Selection of Restoration Material for Abies koreana Based on Its Genetic Diversity on Mt. Hallasan

Abstract

The restoration of damaged or disrupted forests with genetically appropriate restoration planting material that can adapt to future environmental conditions will ensure the conservation of forest genetic resources. Abies koreana is endemic to the Republic of Korea, with declining populations under current environmental changes. In this study, we examined the genetic diversity of its largest population growing on Mt. Hallasan to determine the sampling size of planting material from the population that will ensure 95% coverage of alleles in the population. We evaluated the genetic diversity and spatial genetic structure of three subpopulations of A. koreana on Mt. Hallasan. A total of 456 samples were evaluated using 10 microsatellites. The observed heterozygosity and expected heterozygosity were 0.538 and 0.614 at the population level, respectively. The differences among the subpopulations accounted for 4% of the total variance. Intervals between individuals of the sample to be extracted were based on the two-target distance (5 and 10 m) inferred from the spatial genetic structure. Through random sampling methods considering the target distance, we showed that genetic diversity can be captured by obtaining at least 35 individuals in the population of A. koreana on Mt. Hallasan.

1. Introduction

Approaches to restore damaged or disrupted forests should utilize genetically appropriate restoration material that can adapt to future environmental conditions and ensure the sustainable use and conservation of forest genetic resources [1]. The introduction of exotic species alters the existing unique genetic traits of native species, resulting in genetic pollution. Introgression may lead to the loss of native species identity through hybridization, which is exacerbated by the smaller number of populations [2]. To prevent this, it is important to use plant material native to the habitat to be restored [3]. Therefore, the selection of the restoration material should be based on the unique genetic characteristics of native habitats to ensure sustainable conservation of the genetic resources, by improving plant adaptability to changes in the environment [4]. Genetic diversity is a crucial factor for species survival and adaptation, and changes in population genetic diversity, estimated using genetic statistics, are a predictor of population resilience to environmental changes [5,6].
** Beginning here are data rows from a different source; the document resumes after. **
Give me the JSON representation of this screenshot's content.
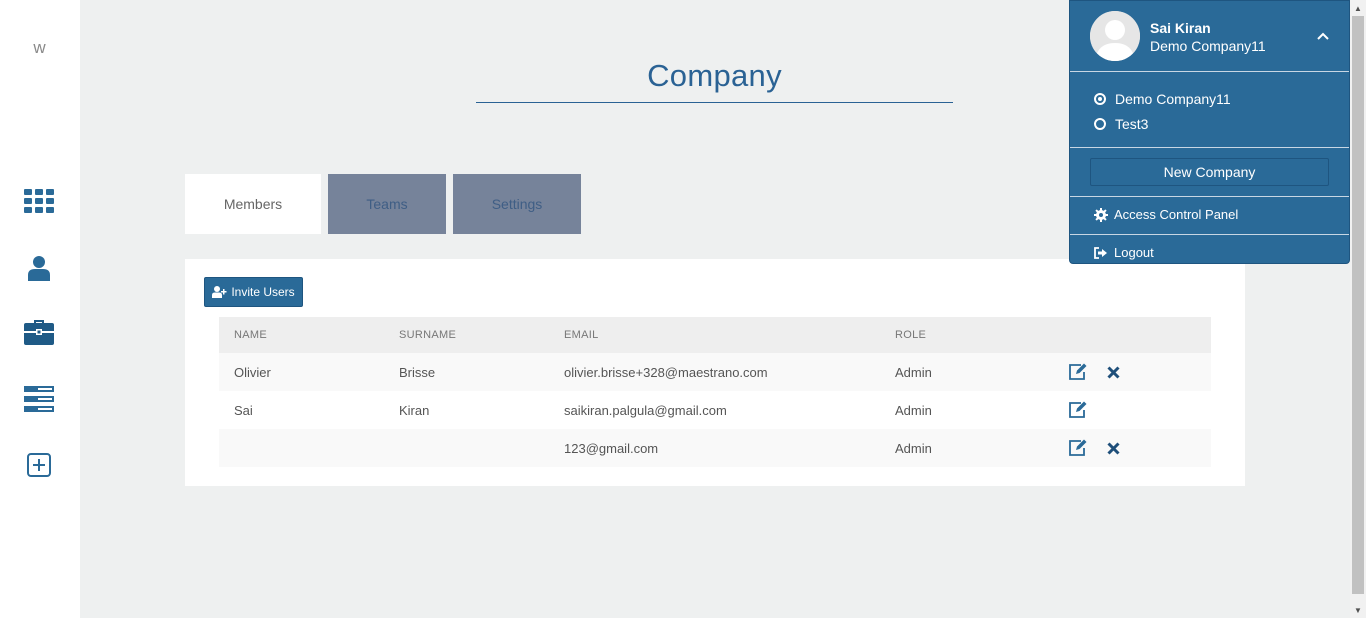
{
  "sidebar": {
    "logo": "w",
    "items": [
      {
        "icon": "grid-icon"
      },
      {
        "icon": "user-icon"
      },
      {
        "icon": "briefcase-icon"
      },
      {
        "icon": "stack-icon"
      },
      {
        "icon": "plus-square-icon"
      }
    ]
  },
  "main": {
    "title": "Company",
    "tabs": [
      {
        "label": "Members",
        "active": true
      },
      {
        "label": "Teams",
        "active": false
      },
      {
        "label": "Settings",
        "active": false
      }
    ]
  },
  "members": {
    "invite_label": "Invite Users",
    "columns": [
      "NAME",
      "SURNAME",
      "EMAIL",
      "ROLE"
    ],
    "rows": [
      {
        "name": "Olivier",
        "surname": "Brisse",
        "email": "olivier.brisse+328@maestrano.com",
        "role": "Admin",
        "deletable": true
      },
      {
        "name": "Sai",
        "surname": "Kiran",
        "email": "saikiran.palgula@gmail.com",
        "role": "Admin",
        "deletable": false
      },
      {
        "name": "",
        "surname": "",
        "email": "123@gmail.com",
        "role": "Admin",
        "deletable": true
      }
    ]
  },
  "user_menu": {
    "user_name": "Sai Kiran",
    "current_company": "Demo Company11",
    "companies": [
      {
        "label": "Demo Company11",
        "selected": true
      },
      {
        "label": "Test3",
        "selected": false
      }
    ],
    "new_company_label": "New Company",
    "access_control_label": "Access Control Panel",
    "logout_label": "Logout"
  },
  "colors": {
    "accent": "#2a6a98",
    "title": "#2a6294",
    "tab_inactive_bg": "#76839a",
    "background": "#eef0f0"
  }
}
Abies koreana E.H. Wilson is endemic to the Republic of Korea, where it is mainly distributed on Mt. Jirisan, Mt. Hallasan, and Mt. Deogyusan [7]. It is a representative coniferous species that is commonly distributed in the sub-alpine region above 1300 m altitude [8]. The species has conservation value and is recognized as vulnerable to climate change. In 1998, it was designated as “Near Threatened” by the IUCN Red List rating and upgraded to “Endangered” in 2011 [9]. Mt. Hallasan is a distribution area with a single community of A. koreana, covering the largest area [10].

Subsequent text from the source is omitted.